First, edit the file "persistence.xml", which is in the directory "/src/main/resources/META-INF" under the project root directory. Change the line containing the "hibernate.dialect" property to use the Apache Derby dialect instead of the Hypersonic (HSQL) dialect. In the example below, line 6 has been changed to use the Derby dialect. This is the only line in the file that needs to be changed (comments are omitted from the Roo-generated file for clarity).

/src/main/resources/META-INF/persistence.xml
<?xml version="1.0" encoding="UTF-8" standalone="no"?>
<persistence xmlns="http://java.sun.com/xml/ns/persistence" xmlns:xsi="http://www.w3.org/2001/XMLSchema-instance" version="2.0" xsi:schemaLocation="http://java.sun.com/xml/ns/persistence http://java.sun.com/xml/ns/persistence/persistence_2_0.xsd">
  <persistence-unit name="persistenceUnit" transaction-type="RESOURCE_LOCAL">
    <provider>org.hibernate.ejb.HibernatePersistence</provider>
    <properties>
      <property name="hibernate.dialect" value="org.hibernate.dialect.DerbyDialect"/>
      <property name="hibernate.hbm2ddl.auto" value="create"/>
      <property name="hibernate.ejb.naming_strategy" value="org.hibernate.cfg.ImprovedNamingStrategy"/>
      <property name="hibernate.connection.charSet" value="UTF-8"/>
    </properties>
  </persistence-unit>
</persistence>
Next, change the "database.properties" file in the directory "/src/main/resources/META-INF/spring". All four properties in this file should be changed to match the example below.

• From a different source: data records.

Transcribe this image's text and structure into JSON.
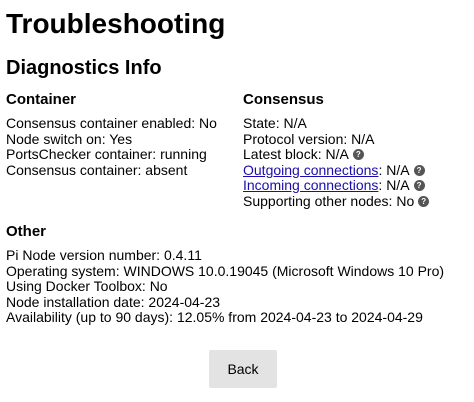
{
  "page": {
    "title": "Troubleshooting",
    "section_title": "Diagnostics Info"
  },
  "container": {
    "heading": "Container",
    "lines": [
      "Consensus container enabled: No",
      "Node switch on: Yes",
      "PortsChecker container: running",
      "Consensus container: absent"
    ]
  },
  "consensus": {
    "heading": "Consensus",
    "state": "State: N/A",
    "protocol_version": "Protocol version: N/A",
    "latest_block": "Latest block: N/A",
    "outgoing_link": "Outgoing connections",
    "outgoing_value": ": N/A",
    "incoming_link": "Incoming connections",
    "incoming_value": ": N/A",
    "supporting": "Supporting other nodes: No",
    "help_glyph": "?",
    "help_icon": "question-circle-icon"
  },
  "other": {
    "heading": "Other",
    "lines": [
      "Pi Node version number: 0.4.11",
      "Operating system: WINDOWS 10.0.19045 (Microsoft Windows 10 Pro)",
      "Using Docker Toolbox: No",
      "Node installation date: 2024-04-23",
      "Availability (up to 90 days): 12.05% from 2024-04-23 to 2024-04-29"
    ]
  },
  "actions": {
    "back_label": "Back"
  }
}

/src/main/resources/META-INF/spring/database.properties
database.url=jdbc:sqlfire://localhost:1527/
database.driverClassName=com.vmware.sqlfire.jdbc.ClientDriver
database.username=pizza
database.password=pizza
The jar file containing the SQLFire thin-client JDBC driver must be made available to the application at run-time. Since Roo uses Maven to build and package the application, we can add the SQLFire jar files as dependencies to the Pizza Shop project. To do this, edit the "pom.xml" file in the project root directory and add the following to the "<dependencies>" section of the file. At the time of this posting, SQLFire is still in beta so we will use "1.0-beta" as the version.

/pom.xml
<dependency>
  <groupId>com.vmware.sqlfire</groupId>
  <artifactId>sqlfireclient</artifactId>
  <version>1.0-beta</version>
</dependency>
The beta release of the SQLFire client jar file is not available in any public Maven repositories. The jar file is included in the SQLFire distribution, and can be installed to your local Maven repository. From the "lib" directory under the SQLFire installation directory, run the following Maven command.
~/SQLFire10Beta/lib> mvn install:install-file -DgroupId=com.vmware.sqlfire /
-DartifactId=sqlfireclient -Dversion=1.0-beta /
-Dpackaging=jar -Dfile=sqlfireclient.jar
Finally, re-run the Maven command to start the application in an embedded Tomcat server.
~/projects/roo-pizza> mvn tomcat:run
Once again, point your browser at http://localhost:8080/pizzashop and verify that the application is running. Try creating a few entities (bases, toppings, pizzas) and use the "sqlf" client to verify that the data is being stored in SQLFire.
~/SQLFire10Beta> bin/sqlf 
sqlf> connect client 'localhost:1527';
sqlf> show tables in pizza;
sqlf> set schema pizza;
sqlf> select * from base;
Next Steps

From here, you can set up a more complex SQLFire data fabric with multiple nodes, using a peer-to-peer or locator topology, as described in the SQLFire documentation and in Chris Harris' Grails + SQLFire series.

You can also use Maven to package the application into a war file and run it in Tomcat, tc Server, or another web server.